Nötrofiller, bazofiller ve eozinofiller, her tür beyaz kan hücresidir. Boyaları farklı şekillerde algılama yetenekleri için isimlerini aldılar. Eozinofiller esas olarak asidik boyalara (Kongo kırmızısı, eozin) tepki verir ve kan yaymalarında pembe-turuncudur; bazofiller alkalidir (hematoksilin, metil mavisi), bu nedenle lekelerde mavi-mor görünürler; nötrofiller hem bunları hem de diğerlerini algılar, bu nedenle gri-mor bir renkle boyanırlar. Olgun nötrofillerin çekirdekleri bölümlere ayrılır, yani daralmaları vardır (bu nedenle bunlara bölümlü denir), olgunlaşmamış hücrelerin çekirdeklerine bıçak denir. Nötrofillerin (mikrofagositler) isimlerinden biri, mikroorganizmaları fagosite etme yeteneklerini gösterir, ancak makrofajlardan daha küçük miktarlarda. Nötrofiller bakteri, mantar ve protozoanın vücuda girmesine karşı koruma sağlar. Bu hücreler ölü doku hücrelerini yok eder, eski kırmızı kan hücrelerini uzaklaştırır ve yara yüzeyini temizler. Ayrıntılı bir kan testi değerlendirilirken, iltihaplanma sürecinin bir işareti, nötrofil sayısındaki artışla lökosit formülünde sola kaymadır.

Makrofajlar (aynı zamanda fagositlerdir) - "yiyiciler" yabancı vücutlar ve bağışıklık sisteminin en eski hücreleri. Makrofajlar monositlerden (bir tür beyaz kan hücresi) gelir. Gelişimin ilk aşamalarını kemik iliğinde geçirirler ve daha sonra monositler (yuvarlak hücreler) şeklinde bırakırlar ve belirli bir süre kanda dolaşırlar.
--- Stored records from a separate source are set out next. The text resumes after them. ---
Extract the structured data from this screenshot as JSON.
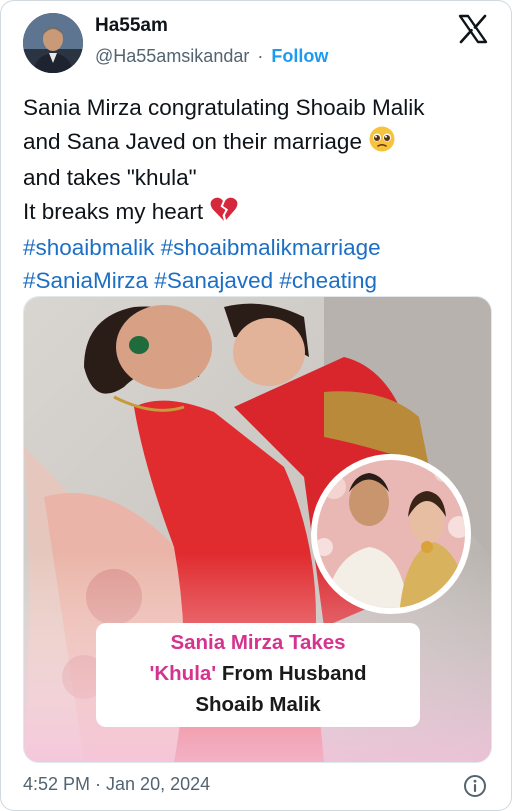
{
  "author": {
    "display_name": "Ha55am",
    "handle": "@Ha55amsikandar",
    "separator": "·",
    "follow_label": "Follow",
    "avatar_icon": "profile-photo"
  },
  "platform": {
    "logo_icon": "x-logo-icon"
  },
  "tweet": {
    "line1": "Sania Mirza congratulating Shoaib Malik",
    "line2": "and Sana Javed on their marriage",
    "line2_emoji": "pleading-face-emoji",
    "line3": "and takes \"khula\"",
    "line4": "It breaks my heart",
    "line4_emoji": "broken-heart-emoji",
    "hashtags_line1": "#shoaibmalik #shoaibmalikmarriage",
    "hashtags_line2": "#SaniaMirza #Sanajaved #cheating"
  },
  "media": {
    "headline_line1": "Sania Mirza Takes",
    "headline_line2_pink": "'Khula'",
    "headline_line2_dark": " From Husband",
    "headline_line3": "Shoaib Malik"
  },
  "footer": {
    "timestamp": "4:52 PM · Jan 20, 2024",
    "info_icon": "info-icon"
  },
  "colors": {
    "link": "#1d6fc4",
    "follow": "#1d9bf0",
    "headline_pink": "#d6338f",
    "muted": "#536471"
  }
}
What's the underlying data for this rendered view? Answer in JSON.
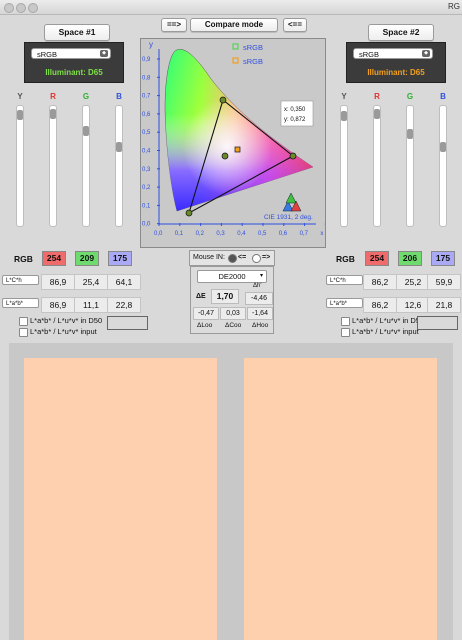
{
  "window": {
    "title": "RG"
  },
  "top": {
    "compare_left": "==>",
    "compare_mode": "Compare mode",
    "compare_right": "<=="
  },
  "left": {
    "space_button": "Space #1",
    "profile": "sRGB",
    "illuminant": "Illuminant: D65",
    "slider_labels": [
      "Y",
      "R",
      "G",
      "B"
    ],
    "rgb_label": "RGB",
    "rgb": [
      "254",
      "209",
      "175"
    ],
    "rgb_colors": [
      "#f06b6b",
      "#6fdb6f",
      "#a9a9f5"
    ],
    "lch_select": "L*C*h",
    "lch": [
      "86,9",
      "25,4",
      "64,1"
    ],
    "lab_select": "L*a*b*",
    "lab": [
      "86,9",
      "11,1",
      "22,8"
    ],
    "cb1": "L*a*b* / L*u*v* in D50",
    "cb2": "L*a*b* / L*u*v* input",
    "swatch": "#ffd0b0"
  },
  "right": {
    "space_button": "Space #2",
    "profile": "sRGB",
    "illuminant": "Illuminant: D65",
    "slider_labels": [
      "Y",
      "R",
      "G",
      "B"
    ],
    "rgb_label": "RGB",
    "rgb": [
      "254",
      "206",
      "175"
    ],
    "rgb_colors": [
      "#f06b6b",
      "#6fdb6f",
      "#a9a9f5"
    ],
    "lch_select": "L*C*h",
    "lch": [
      "86,2",
      "25,2",
      "59,9"
    ],
    "lab_select": "L*a*b*",
    "lab": [
      "86,2",
      "12,6",
      "21,8"
    ],
    "cb1": "L*a*b* / L*u*v* in D50",
    "cb2": "L*a*b* / L*u*v* input",
    "swatch": "#ffd0ad"
  },
  "chart": {
    "y_label": "y",
    "x_label": "x",
    "y_ticks": [
      "0,9",
      "0,8",
      "0,7",
      "0,6",
      "0,5",
      "0,4",
      "0,3",
      "0,2",
      "0,1",
      "0,0"
    ],
    "x_ticks": [
      "0,0",
      "0,1",
      "0,2",
      "0,3",
      "0,4",
      "0,5",
      "0,6",
      "0,7",
      "x"
    ],
    "legend": [
      "sRGB",
      "sRGB"
    ],
    "legend_colors": [
      "#5ad25a",
      "#f2a020"
    ],
    "readout_x": "x: 0,350",
    "readout_y": "y: 0,872",
    "caption": "CIE 1931, 2 deg."
  },
  "middle": {
    "mouse_in": "Mouse IN:",
    "radio_left": "<=",
    "radio_right": "=>",
    "formula": "DE2000",
    "de_label": "ΔE",
    "de_value": "1,70",
    "dh_label": "Δh'",
    "dh_value": "-4,46",
    "vals": [
      "-0,47",
      "0,03",
      "-1,64"
    ],
    "vals_labels": [
      "ΔLoo",
      "ΔCoo",
      "ΔHoo"
    ]
  }
}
Kan dolaşımından, yuvarlak şekillerini diğerine değiştirdikleri tüm doku ve organlara süreçlerle girerler. Bu formda hareketlilik kazanırlar ve potansiyel olarak yabancı cisimlere yapışabilirler. Bazı yabancı maddeleri tanırlar ve bunları T lenfositlere, bunları da B lenfositlerine bildirirler. Daha sonra B-lenfositleri, fagosit hücresinin ve T-lenfositin hakkında "bildirdiği" ajana karşı antikorlar - immünoglobulinler üretmeye başlar. Sedanter makrofajlar, bir kişinin hemen hemen tüm dokularında ve organlarında bulunabilir, bu da bağışıklık sisteminin vücudun herhangi bir yerine giren herhangi bir antijene eşdeğer bir yanıt sağlar. Makrofajlar sadece vücuda dışarıdan giren mikroorganizmaları ve yabancı kimyasal zehirleri değil, aynı zamanda kendi vücudunun ürettiği ölü hücreleri veya toksinleri de (endotoksinler) ortadan kaldırır. Milyonlarca makrofaj onları çevreler, emer ve vücuttan uzaklaştırmak için çözülür. Kan hücrelerinin fagositik aktivitesinde bir azalma, kronik bir inflamatuar sürecin gelişmesine ve vücudun kendi dokularına karşı saldırganlığın ortaya çıkmasına (otoimmün süreçlerin ortaya çıkması) katkıda bulunur. Fagositoz baskılandığında, vücuttan immün komplekslerin yıkımı ve uzaklaştırılmasının işlevsizliği de gözlenir.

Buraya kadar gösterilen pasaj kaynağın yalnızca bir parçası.